Not very likely. Not here, anyway.
Today, I’m going to try in my laym layman’s terms, to explain why we aren’t likely to be visited by little green men.
We are all of us steeped in the Star Wars mentality of our time. We see people traveling through space as if it’s as easy as a trip to the store in the family car. Rationally, we know that it’s a little more difficult than that. If we’ve thought about it at all, we know that it’s very cold in space and the distances are quiet large. But how large are they?
Alpha Centauri is the nearest “star” to our own sun. It isn’t really a star – it’s three stars: two are somewhere close to the size of our own sun, A and B, and the third, or C, is a much smaller object. To get there, a space craft would have to travel about 4.37 light years, a light year being the distance light can travel in a year at 186,282 miles per second in a vacuum. Traveling at light speed is impossible, and I’m not really sure what speed is really possible. For one thing, space is not empty. It’s not very full, either, but it only takes one very small object to make a real mess of a craft traveling at high velocity.
So, imagine that we could reach speeds of 1/2 the speed of light. Ignoring the consequences of traveling very fast, such as aging more slowly than people on a relatively stationary planet (I know – they really move along through the universe at a good clip), we would have to travel for at least 8 years to get there, and we have no idea what we’d find. We haven’t discovered any planets there yet as far as I know and it would be rather silly to send people there just for a quick look.
But it gets worse. Even if we could travel at something like half the speed of light, we have to first accelerate to that speed, and then decelerate as we approach the planet. Our journey has gotten longer. There’s the consideration of what kind of engine or fuel would be sufficient to handle such a trip. How large a craft? What about food and water and purification and so forth?
And everywhere else is even further away.
One can imagine otherworldly creatures who are more intelligent than us and far more advanced, but imagining such things and their actual existence are two vastly different sorts of things. Perhaps there is an upper limit to intelligence. We have no idea what the limits of evolution might be. Perhaps at a specific stage of intelligence creatures just become suicidal. (You know, like we are.) Perhaps all so-called intelligent species burn up their resources before they can get away from their respective planets. And perhaps the speed of light is not really the limiting factor – it might just be that other factors prevent our traveling at anything approaching light speed.
And by ‘us,’ I mean ‘them.’
Looking at the vast ocean of hundreds of billions of stars in our own galaxy, one wonders how you might find your way. We have developed our sciences so far so quickly that it’s difficult to assume that there may be limits to it. On the scale of solar systems, planets are as invisible as a grain of dust in a windstorm. But, let’s assume that our wayfarers are clever enough to map their journey before they begin, and know exactly where they’re going. We might even assume that these creatures have perfected viewing machines that can see details on a planet in another solar system. The next big leap is where they start from.

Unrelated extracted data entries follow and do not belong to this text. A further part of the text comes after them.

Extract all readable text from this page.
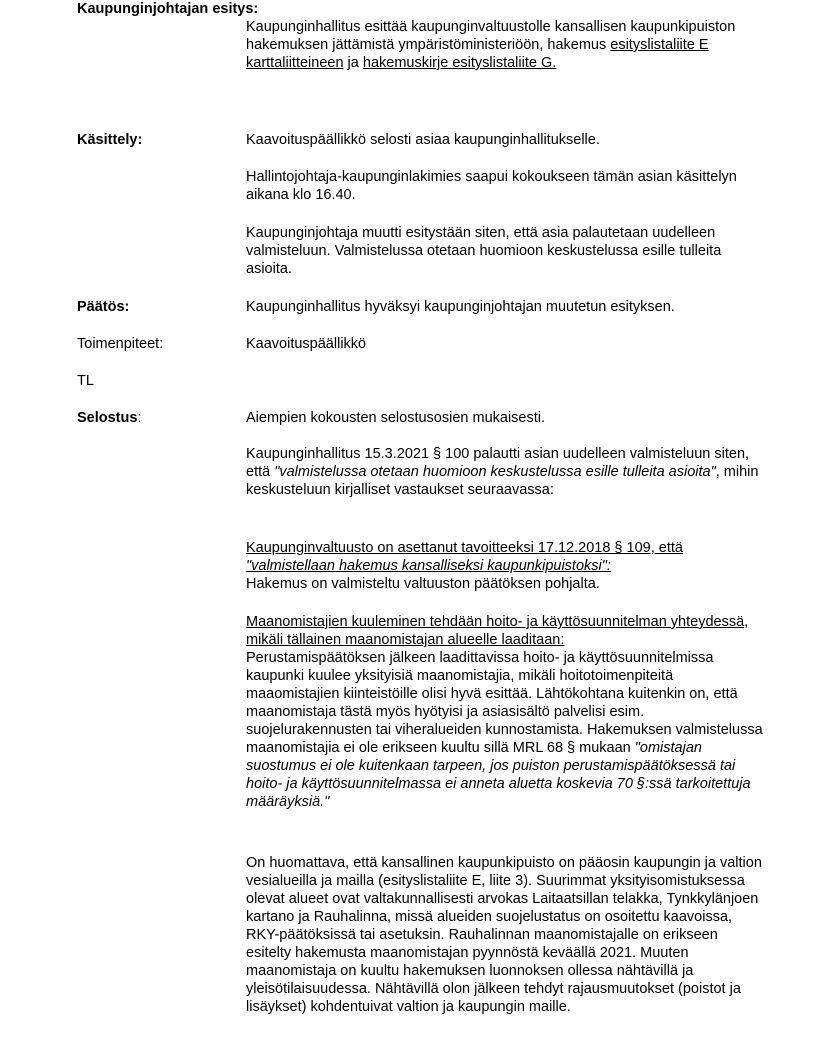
Kaupunginjohtajan esitys:

Kaupunginhallitus esittää kaupunginvaltuustolle kansallisen kaupunkipuiston hakemuksen jättämistä ympäristöministeriöön, hakemus esityslistaliite E karttaliitteineen ja hakemuskirje esityslistaliite G.

Käsittely:	Kaavoituspäällikkö selosti asiaa kaupunginhallitukselle.
Hallintojohtaja-kaupunginlakimies saapui kokoukseen tämän asian käsittelyn aikana klo 16.40.
Kaupunginjohtaja muutti esitystään siten, että asia palautetaan uudelleen valmisteluun. Valmistelussa otetaan huomioon keskustelussa esille tulleita asioita.
Päätös:	Kaupunginhallitus hyväksyi kaupunginjohtajan muutetun esityksen.
Toimenpiteet:	Kaavoituspäällikkö
TL
Selostus:	Aiempien kokousten selostusosien mukaisesti.

Kaupunginhallitus 15.3.2021 § 100 palautti asian uudelleen valmisteluun siten, että "valmistelussa otetaan huomioon keskustelussa esille tulleita asioita", mihin keskusteluun kirjalliset vastaukset seuraavassa:

Kaupunginvaltuusto on asettanut tavoitteeksi 17.12.2018 § 109, että "valmistellaan hakemus kansalliseksi kaupunkipuistoksi":
Hakemus on valmisteltu valtuuston päätöksen pohjalta.

Maanomistajien kuuleminen tehdään hoito- ja käyttösuunnitelman yhteydessä, mikäli tällainen maanomistajan alueelle laaditaan:
Perustamispäätöksen jälkeen laadittavissa hoito- ja käyttösuunnitelmissa kaupunki kuulee yksityisiä maanomistajia, mikäli hoitotoimenpiteitä maaomistajien kiinteistöille olisi hyvä esittää. Lähtökohtana kuitenkin on, että maanomistaja tästä myös hyötyisi ja asiasisältö palvelisi esim. suojelurakennusten tai viheralueiden kunnostamista. Hakemuksen valmistelussa maanomistajia ei ole erikseen kuultu sillä MRL 68 § mukaan "omistajan suostumus ei ole kuitenkaan tarpeen, jos puiston perustamispäätöksessä tai hoito- ja käyttösuunnitelmassa ei anneta aluetta koskevia 70 §:ssä tarkoitettuja määräyksiä."

On huomattava, että kansallinen kaupunkipuisto on pääosin kaupungin ja valtion vesialueilla ja mailla (esityslistaliite E, liite 3). Suurimmat yksityisomistuksessa olevat alueet ovat valtakunnallisesti arvokas Laitaatsillan telakka, Tynkkylänjoen kartano ja Rauhalinna, missä alueiden suojelustatus on osoitettu kaavoissa, RKY-päätöksissä tai asetuksin. Rauhalinnan maanomistajalle on erikseen esitelty hakemusta maanomistajan pyynnöstä keväällä 2021. Muuten maanomistaja on kuultu hakemuksen luonnoksen ollessa nähtävillä ja yleisötilaisuudessa. Nähtävillä olon jälkeen tehdyt rajausmuutokset (poistot ja lisäykset) kohdentuivat valtion ja kaupungin maille.
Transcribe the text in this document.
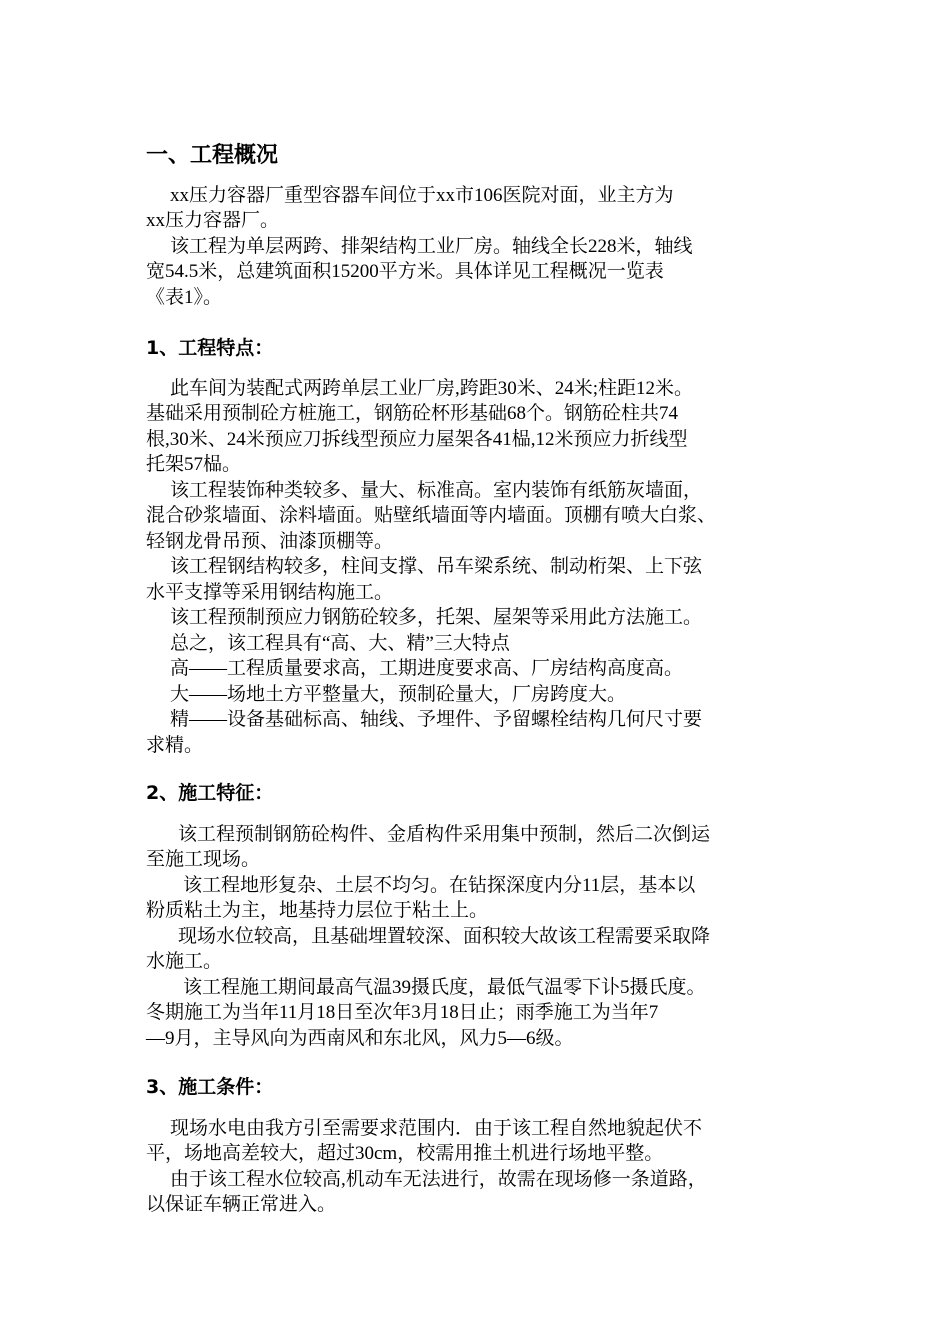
一、工程概况
xx压力容器厂重型容器车间位于xx市106医院对面，业主方为
xx压力容器厂。
该工程为单层两跨、排架结构工业厂房。轴线全长228米，轴线
宽54.5米，总建筑面积15200平方米。具体详见工程概况一览表
《表1》。
1、工程特点：
此车间为装配式两跨单层工业厂房,跨距30米、24米;柱距12米。
基础采用预制砼方桩施工，钢筋砼杯形基础68个。钢筋砼柱共74
根,30米、24米预应刀拆线型预应力屋架各41榀,12米预应力折线型
托架57榀。
该工程装饰种类较多、量大、标准高。室内装饰有纸筋灰墙面，
混合砂浆墙面、涂料墙面。贴壁纸墙面等内墙面。顶棚有喷大白浆、
轻钢龙骨吊预、油漆顶棚等。
该工程钢结构较多，柱间支撑、吊车梁系统、制动桁架、上下弦
水平支撑等采用钢结构施工。
该工程预制预应力钢筋砼较多，托架、屋架等采用此方法施工。
总之，该工程具有“高、大、精”三大特点
高——工程质量要求高，工期进度要求高、厂房结构高度高。
大——场地土方平整量大，预制砼量大，厂房跨度大。
精——设备基础标高、轴线、予埋件、予留螺栓结构几何尺寸要
求精。
2、施工特征：
该工程预制钢筋砼构件、金盾构件采用集中预制，然后二次倒运
至施工现场。
该工程地形复杂、土层不均匀。在钻探深度内分11层，基本以
粉质粘土为主，地基持力层位于粘土上。
现场水位较高，且基础埋置较深、面积较大故该工程需要采取降
水施工。
该工程施工期间最高气温39摄氏度，最低气温零下讣5摄氏度。
冬期施工为当年11月18日至次年3月18日止；雨季施工为当年7
—9月，主导风向为西南风和东北风，风力5—6级。
3、施工条件：
现场水电由我方引至需要求范围内．由于该工程自然地貌起伏不
平，场地高差较大，超过30cm，校需用推土机进行场地平整。
由于该工程水位较高,机动车无法进行，故需在现场修一条道路，
以保证车辆正常进入。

Because there is no reason to think that every solar system that contains planets also contains intelligent life. And there is no reason to think that every planet that contains intelligent life contains life as intelligent as we are. And there is no reason to think that a planet with intelligent life is immune to strikes by other celestial objects. So it is reasonable to assume that any intelligent life that has the ability to travel over long distances might also be a very long distance from us. And it is equally likely that there are a great many stars as close to them as our own and therefore many choices as to which direction to travel.
I’m not personally capable of working out the odds of the likelihood of nearby intelligent life, but I’m betting that there isn’t any. No matter how prolific life is in the galaxy, it’s taken us four and a half billion years since our planet was first formed to even realize that the stars were places we could even travel to! And that’s yet another problem: just because we are here and now, we have to realize that other civilizations may have already come and gone, or may be hundreds, thousands , or millions of years from reaching a level of intelligence such as we have. There is no reason to think that all things happen everywhere at the same rate.
It’s not impossible, of course. Perhaps life is more likely among the stars on the outer arms of a galaxy than near the center. Maybe other stars in our “neighborhood” developed at much the same time as our own. And it could be possible that cosmic collisions sort of average out. Maybe there are planets with intelligent life almost as close as Alpha Centauri. Now we have to assume that there would be some reason that they would want to spend the time and resources necessary to travel to Earth. Not only is it expensive in terms of any imaginable lifespan, but there is serious danger to the travelers and even to their place of origin supposing they find other intelligent life that also happens to be warlike and even more advanced than themselves. No sense waving your arms and shouting, “Here we are! Come and get us!”
But who can see into the mind of aliens? Imagine their disappointment after coming so far only to find that we’ve just about reached a tipping point where life here will no longer be possible. What a disapointment!
And those sightings? Those UFOs? Well, we don’t call them unidentified for no reason. If they were spaceships, we’d call them spaceships. Until we began to get some idea what the cosmos is, we used to call them angels or demons and the sightings were just about as common as they are now. People have always looked up at the sky and imagined what horrors might come from it. Relax. You’re pretty safe.